Il protagonista non ha arte né parte, è tanto comune da sfiorare l’insopportabilità. Dopo la morte della madre malata da tempo però la sua vita cambia e non solo sua: resta infatti l’ultimo uomo sulla Terra e dovrà ricominciare da capo. Ma forse non sarà davvero solo: il regista, anche sceneggiatore, realizza un tardivo racconto di formazione attraverso una buona idea narrativa - ovvero il cambio repentino di registro - e cinematografica, ossia raccontare l’apocalisse coi toni del cinema naturalistico.
Idee con cui Kohler mette in scena la metafora dell’adolescente mai cresciuto alle prese con la fine delle proprie certezze, la scoperta dell’indipendenza, il bisogno di ricostruzione civile e sociale (la scoperta dell’altro nelle forme di Elena Radoncich) dopo il confronto con la morte. Kohler però prende fin troppo sul serio la sua metafora fino a dimenticarsela, a guardarne la superficie, rischiando di continuo la puerilità e il banale. E cascandovi più di una volta.

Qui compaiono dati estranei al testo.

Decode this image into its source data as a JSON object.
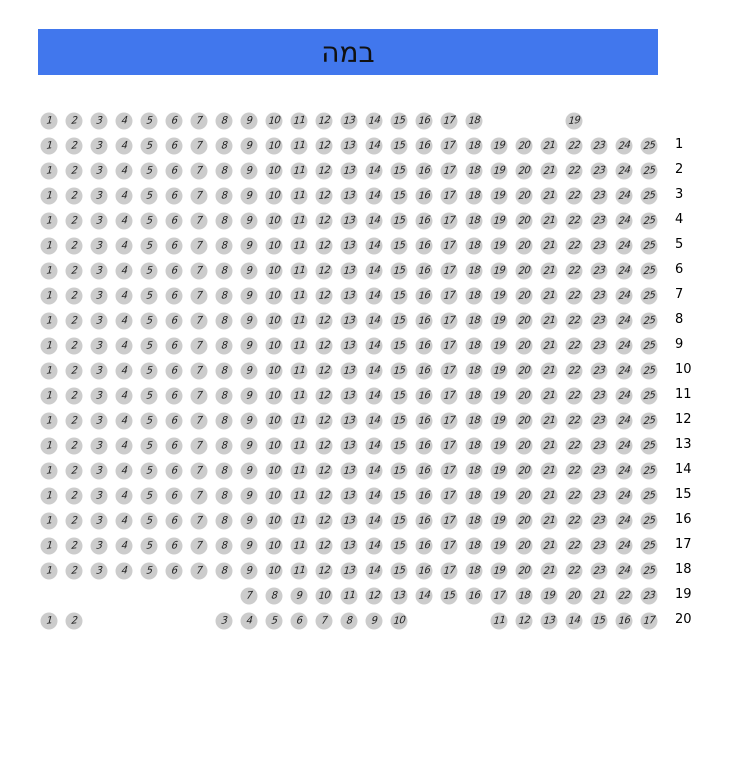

In My Room suggestiona e incuriosisce quando - nella parte centrale - mostra il rapporto con la natura e l’adattamento al nuovo mondo, quando poi segue i modi e gli schemi consueti perde di ogni credibilità e tensione visiva, arrivando al ridicolo nel mettere in scena frammenti di Arcadia abitati dai novelli Adamo ed Eva. Così Kohler in paradossale sintonia con il suo incipit si dimostra regista che nel film non ha un vero posto, autore di immagini che non possono trovarlo né inventarlo.